Chromium advertises all available dictioinaries for the domain (plus some
checks).
> *NOTE:* Use `canAdvertiseDictionary` to determine if the client should
> advertise the dictionary to the server.
* If the server chooses to SDCH-encode the resource, it will append `sdch` to
`Content-Encoding` header. The server may also compress the response with gzip
or deflate, do the header will be smth like:
```
Content-Encoding: sdch, gzip
```
The client should first decompress the response by gzip/deflate and then pass
it do sdch decoder.
> *NOTE:* There is a lot of mess in that place. Some proxies in the wild tend to
> mess with CE header, so that it may be just `sdch` or `gzip` even if the
> resource id SDCH'ed and gzipped or just SDCH'ed or just gzipped or... you got
> the idea:) so Chromium tries to perform gzip and sdch decoding for every
> resource it has advertised the dictionary, despite the values of the
> `Content-Encoding` header, and falls back if fails. Since we're not writing the
> browser and just want to test our SDCH-server directly, we may skip all that
> magic and trust the header.
If the server decided not to SDCH-encode the response even if the client has
advertised some valid dictionaries, it adds
```
X-SDCH-Encode: 0
```
header to the response. The client should be prepared to handle it.
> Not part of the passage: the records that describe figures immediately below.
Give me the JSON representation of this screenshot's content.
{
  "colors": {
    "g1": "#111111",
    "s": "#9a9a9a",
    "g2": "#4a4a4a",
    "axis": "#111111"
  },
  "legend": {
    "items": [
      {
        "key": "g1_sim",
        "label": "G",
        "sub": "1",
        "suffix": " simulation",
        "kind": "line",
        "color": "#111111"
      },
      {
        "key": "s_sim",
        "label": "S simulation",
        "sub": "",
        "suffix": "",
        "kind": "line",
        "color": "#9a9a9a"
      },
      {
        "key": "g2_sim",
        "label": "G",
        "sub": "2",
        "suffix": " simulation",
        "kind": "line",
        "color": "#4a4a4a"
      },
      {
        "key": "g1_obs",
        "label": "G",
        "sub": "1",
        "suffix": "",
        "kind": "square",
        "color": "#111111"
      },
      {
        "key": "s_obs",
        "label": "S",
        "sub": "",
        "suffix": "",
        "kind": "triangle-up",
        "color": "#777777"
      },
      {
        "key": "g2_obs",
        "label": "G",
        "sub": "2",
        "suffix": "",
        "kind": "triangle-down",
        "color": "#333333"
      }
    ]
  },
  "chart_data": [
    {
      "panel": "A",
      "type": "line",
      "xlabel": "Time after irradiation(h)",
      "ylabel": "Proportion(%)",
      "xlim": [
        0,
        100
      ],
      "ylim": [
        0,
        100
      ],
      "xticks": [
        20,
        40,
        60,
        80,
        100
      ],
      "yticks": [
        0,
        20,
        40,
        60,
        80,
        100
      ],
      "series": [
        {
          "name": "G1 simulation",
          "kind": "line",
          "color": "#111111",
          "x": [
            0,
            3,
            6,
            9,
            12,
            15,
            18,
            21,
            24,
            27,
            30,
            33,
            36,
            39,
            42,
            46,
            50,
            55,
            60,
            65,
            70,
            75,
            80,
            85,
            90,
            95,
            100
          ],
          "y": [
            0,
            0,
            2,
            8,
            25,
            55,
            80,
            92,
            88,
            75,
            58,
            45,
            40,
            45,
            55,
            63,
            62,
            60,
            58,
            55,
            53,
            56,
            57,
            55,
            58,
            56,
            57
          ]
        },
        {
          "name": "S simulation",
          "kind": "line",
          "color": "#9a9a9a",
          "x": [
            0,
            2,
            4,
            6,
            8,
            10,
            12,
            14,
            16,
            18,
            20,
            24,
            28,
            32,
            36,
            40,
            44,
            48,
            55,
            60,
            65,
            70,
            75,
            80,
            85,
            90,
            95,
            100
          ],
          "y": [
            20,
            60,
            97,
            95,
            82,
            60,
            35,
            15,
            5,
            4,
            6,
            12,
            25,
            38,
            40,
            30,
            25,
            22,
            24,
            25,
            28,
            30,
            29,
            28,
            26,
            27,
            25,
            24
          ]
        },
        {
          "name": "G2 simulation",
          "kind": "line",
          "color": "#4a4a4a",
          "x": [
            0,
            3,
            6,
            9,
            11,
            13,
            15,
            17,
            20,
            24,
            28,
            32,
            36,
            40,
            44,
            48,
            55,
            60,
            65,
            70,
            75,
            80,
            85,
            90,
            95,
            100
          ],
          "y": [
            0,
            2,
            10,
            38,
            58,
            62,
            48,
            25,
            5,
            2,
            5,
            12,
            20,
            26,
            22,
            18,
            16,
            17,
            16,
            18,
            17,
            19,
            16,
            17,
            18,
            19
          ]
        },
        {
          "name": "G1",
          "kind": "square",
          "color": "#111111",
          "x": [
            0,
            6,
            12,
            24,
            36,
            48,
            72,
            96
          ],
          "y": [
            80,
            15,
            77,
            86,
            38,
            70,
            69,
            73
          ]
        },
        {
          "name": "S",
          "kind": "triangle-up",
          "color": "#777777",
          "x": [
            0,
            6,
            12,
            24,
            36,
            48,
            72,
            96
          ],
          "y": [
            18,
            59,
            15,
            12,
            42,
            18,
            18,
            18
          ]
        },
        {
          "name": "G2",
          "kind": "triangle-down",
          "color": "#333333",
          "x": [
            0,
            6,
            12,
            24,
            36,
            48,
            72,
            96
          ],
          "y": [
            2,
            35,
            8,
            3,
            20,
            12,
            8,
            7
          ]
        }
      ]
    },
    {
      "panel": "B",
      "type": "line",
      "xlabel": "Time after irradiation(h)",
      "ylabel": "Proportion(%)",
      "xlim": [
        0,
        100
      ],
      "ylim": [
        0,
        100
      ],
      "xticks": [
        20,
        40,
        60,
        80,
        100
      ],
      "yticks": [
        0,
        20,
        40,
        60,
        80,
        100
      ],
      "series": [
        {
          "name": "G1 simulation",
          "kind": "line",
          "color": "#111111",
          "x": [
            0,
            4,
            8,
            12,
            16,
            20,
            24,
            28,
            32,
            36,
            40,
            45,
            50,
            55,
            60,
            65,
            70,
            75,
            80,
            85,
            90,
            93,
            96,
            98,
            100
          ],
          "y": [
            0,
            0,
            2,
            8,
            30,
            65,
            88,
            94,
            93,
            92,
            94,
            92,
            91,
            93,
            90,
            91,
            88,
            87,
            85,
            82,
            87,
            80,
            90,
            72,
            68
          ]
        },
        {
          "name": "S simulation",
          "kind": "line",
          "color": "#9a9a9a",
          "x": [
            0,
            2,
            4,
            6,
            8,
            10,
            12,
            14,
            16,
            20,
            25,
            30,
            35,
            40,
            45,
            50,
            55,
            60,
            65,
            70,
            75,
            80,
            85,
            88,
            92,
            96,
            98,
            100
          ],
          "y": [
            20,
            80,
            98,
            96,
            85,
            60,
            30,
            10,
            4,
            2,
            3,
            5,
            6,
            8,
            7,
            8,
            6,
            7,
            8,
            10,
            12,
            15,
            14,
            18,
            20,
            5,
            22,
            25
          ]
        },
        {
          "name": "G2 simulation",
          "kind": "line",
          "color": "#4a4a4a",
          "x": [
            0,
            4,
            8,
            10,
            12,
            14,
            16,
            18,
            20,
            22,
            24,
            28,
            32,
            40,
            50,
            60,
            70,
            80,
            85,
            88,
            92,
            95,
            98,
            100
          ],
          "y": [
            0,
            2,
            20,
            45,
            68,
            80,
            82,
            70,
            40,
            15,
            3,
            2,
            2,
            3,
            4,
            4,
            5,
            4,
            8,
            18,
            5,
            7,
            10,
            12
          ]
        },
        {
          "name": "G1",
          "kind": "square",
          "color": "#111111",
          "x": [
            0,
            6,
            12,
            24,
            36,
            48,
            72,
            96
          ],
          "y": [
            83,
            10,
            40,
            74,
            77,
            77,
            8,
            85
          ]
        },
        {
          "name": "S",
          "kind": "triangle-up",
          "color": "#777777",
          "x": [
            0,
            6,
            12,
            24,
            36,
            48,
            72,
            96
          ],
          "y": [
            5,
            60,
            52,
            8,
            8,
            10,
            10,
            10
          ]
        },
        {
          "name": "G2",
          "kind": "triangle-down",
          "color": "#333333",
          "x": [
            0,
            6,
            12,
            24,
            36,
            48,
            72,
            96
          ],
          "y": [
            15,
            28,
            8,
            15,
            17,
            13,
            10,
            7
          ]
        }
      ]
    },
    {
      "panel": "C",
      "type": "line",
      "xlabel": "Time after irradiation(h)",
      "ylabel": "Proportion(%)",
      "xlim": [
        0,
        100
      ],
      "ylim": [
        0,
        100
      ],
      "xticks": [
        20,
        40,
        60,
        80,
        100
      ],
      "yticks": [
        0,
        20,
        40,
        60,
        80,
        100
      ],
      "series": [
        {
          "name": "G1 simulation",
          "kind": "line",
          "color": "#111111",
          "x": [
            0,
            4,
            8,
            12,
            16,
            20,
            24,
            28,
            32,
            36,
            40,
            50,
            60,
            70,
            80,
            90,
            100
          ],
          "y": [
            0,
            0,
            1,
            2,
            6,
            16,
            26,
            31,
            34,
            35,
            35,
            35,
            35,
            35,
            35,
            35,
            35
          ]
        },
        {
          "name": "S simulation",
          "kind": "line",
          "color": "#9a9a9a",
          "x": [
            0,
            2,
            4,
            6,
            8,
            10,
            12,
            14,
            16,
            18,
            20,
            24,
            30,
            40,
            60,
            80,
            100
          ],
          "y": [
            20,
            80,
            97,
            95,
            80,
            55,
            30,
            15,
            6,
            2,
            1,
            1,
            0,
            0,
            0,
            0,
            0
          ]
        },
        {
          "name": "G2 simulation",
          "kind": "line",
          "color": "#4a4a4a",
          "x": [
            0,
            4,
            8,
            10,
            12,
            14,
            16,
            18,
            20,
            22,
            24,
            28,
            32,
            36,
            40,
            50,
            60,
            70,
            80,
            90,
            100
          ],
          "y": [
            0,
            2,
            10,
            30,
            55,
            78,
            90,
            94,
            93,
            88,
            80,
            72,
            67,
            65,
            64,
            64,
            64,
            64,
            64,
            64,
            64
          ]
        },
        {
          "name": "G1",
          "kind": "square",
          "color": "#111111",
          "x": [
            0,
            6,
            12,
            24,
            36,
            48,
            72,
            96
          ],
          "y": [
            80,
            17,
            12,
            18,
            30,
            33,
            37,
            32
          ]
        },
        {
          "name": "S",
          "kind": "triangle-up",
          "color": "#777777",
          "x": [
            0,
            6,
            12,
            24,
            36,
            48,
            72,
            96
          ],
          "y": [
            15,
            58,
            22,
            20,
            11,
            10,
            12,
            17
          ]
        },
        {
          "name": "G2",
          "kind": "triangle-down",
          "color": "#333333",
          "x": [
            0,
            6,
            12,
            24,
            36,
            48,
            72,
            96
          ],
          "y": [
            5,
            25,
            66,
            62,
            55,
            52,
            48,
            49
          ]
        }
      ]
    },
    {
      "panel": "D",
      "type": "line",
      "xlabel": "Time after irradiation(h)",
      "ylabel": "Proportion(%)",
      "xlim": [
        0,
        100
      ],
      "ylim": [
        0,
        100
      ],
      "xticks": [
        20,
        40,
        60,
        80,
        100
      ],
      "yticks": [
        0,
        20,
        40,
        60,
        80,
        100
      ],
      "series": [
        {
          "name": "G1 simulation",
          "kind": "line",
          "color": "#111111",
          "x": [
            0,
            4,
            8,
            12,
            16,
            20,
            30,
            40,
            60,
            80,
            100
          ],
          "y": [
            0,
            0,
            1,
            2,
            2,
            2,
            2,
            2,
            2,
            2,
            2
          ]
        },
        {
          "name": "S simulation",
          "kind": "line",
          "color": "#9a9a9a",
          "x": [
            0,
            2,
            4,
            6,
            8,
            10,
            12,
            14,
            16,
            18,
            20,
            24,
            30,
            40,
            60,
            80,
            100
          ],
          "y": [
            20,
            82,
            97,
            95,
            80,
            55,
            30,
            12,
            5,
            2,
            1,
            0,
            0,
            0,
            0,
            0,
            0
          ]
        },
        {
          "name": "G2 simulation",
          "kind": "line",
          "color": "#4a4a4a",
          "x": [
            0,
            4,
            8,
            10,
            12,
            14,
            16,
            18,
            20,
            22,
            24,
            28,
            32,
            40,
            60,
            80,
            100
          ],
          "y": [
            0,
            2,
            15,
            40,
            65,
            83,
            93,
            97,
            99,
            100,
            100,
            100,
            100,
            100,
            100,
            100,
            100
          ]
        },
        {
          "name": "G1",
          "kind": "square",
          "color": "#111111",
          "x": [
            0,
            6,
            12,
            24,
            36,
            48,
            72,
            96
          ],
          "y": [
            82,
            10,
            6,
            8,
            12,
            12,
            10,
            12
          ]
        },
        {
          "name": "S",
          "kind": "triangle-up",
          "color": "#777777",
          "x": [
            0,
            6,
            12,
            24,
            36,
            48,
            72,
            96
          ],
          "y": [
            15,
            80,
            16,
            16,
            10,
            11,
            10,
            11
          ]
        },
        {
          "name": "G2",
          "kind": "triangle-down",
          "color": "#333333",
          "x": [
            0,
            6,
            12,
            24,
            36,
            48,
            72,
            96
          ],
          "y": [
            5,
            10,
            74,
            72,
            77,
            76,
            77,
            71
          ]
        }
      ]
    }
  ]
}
> *NOTE:* after the client has parsed the dictionary server hash from the
> response it may use `canUseDictionary` to check if dictionary is valid to use.
##### `createDictionaryFromOptions(opts)`
Creates dictionary from provided options, parsed from the dictionary using
`createDictionaryOptions` if they seem valid. Otherwise throws Error.
Chromium performs this checks after it downloads the dictionary. The dictionary
will not be created if:
* `opts.domain` is `null` or empty string
* `opts.domain` specifies TLD (via `tldjs` package)
* `opts.url` hostname is not `opts.domain` or if `opts.domain` starts with `.`
and `opts.url` hostname does not belong to `opts.domain`. Theoretically both
of these mean just not belonging to the domain:)
* if `opts.ports` provided but does not include `opts.url` port. No port means
port 80 for http and 443 for https, naturally.
* if `opts.formatVersion is provided but does not equal to `'1.0'` (this is
what chromium does).
##### `canUseDictionary(dictionary, referringUrl)`
Determines if the client can really use the dictionary for decoding the
resource (from `referringUrl`). This check is performed by the client
(Chromium) when it parses _server hash_ from the first 9 bytes of the response
body and need to verify that dictionary suggested by the server is valid for
that resource.
The function return `false` if:
* `referringUrl` domain does not match `dictionary.domain`
* `dictionary.ports` is present but `referringUrl` port does not match them
* `dictionary.path` is present but `referringUrl` path does not match it (see
description of the `path` field).
* if `dictionary.url` scheme does not match `referringUrl` one. Simply
speaking, you should not use non-secure dictionaries for secure resources and
vice versa.
##### `canAdvertiseDictionary(dictionary, targetUrl)`
Determines if the client should advertise that `dictionary` is available when
it requests `targetUrl`.
The function return `false` if:
* `targetUrl` domain does not match `dictionary.domain`
* `dictionary.ports` is present but `targetUrl` port does not match them
* if `dictionary.url` scheme does not match `targetUrl` one.
* dictionary is expired (`current time > dictionary.expiration`).
##### `canFetchDictionary(dictionaryUrl, referringUrl)`
Determines if the client should fetch the dictionary located on `dictionaryUrl`
advertised by the server in the `referringUrl` response.
The function return `false` if:
* `referringUrl` and `dictionaryUrl` hash different schemes (http vs https)
* `referringUrl` does not equal to `dictionaryUrl`. Note, that this is exact
match.
* schemes are not `http` or `https`. This is just additional check which exists
in Chromium but not specified in anywhere.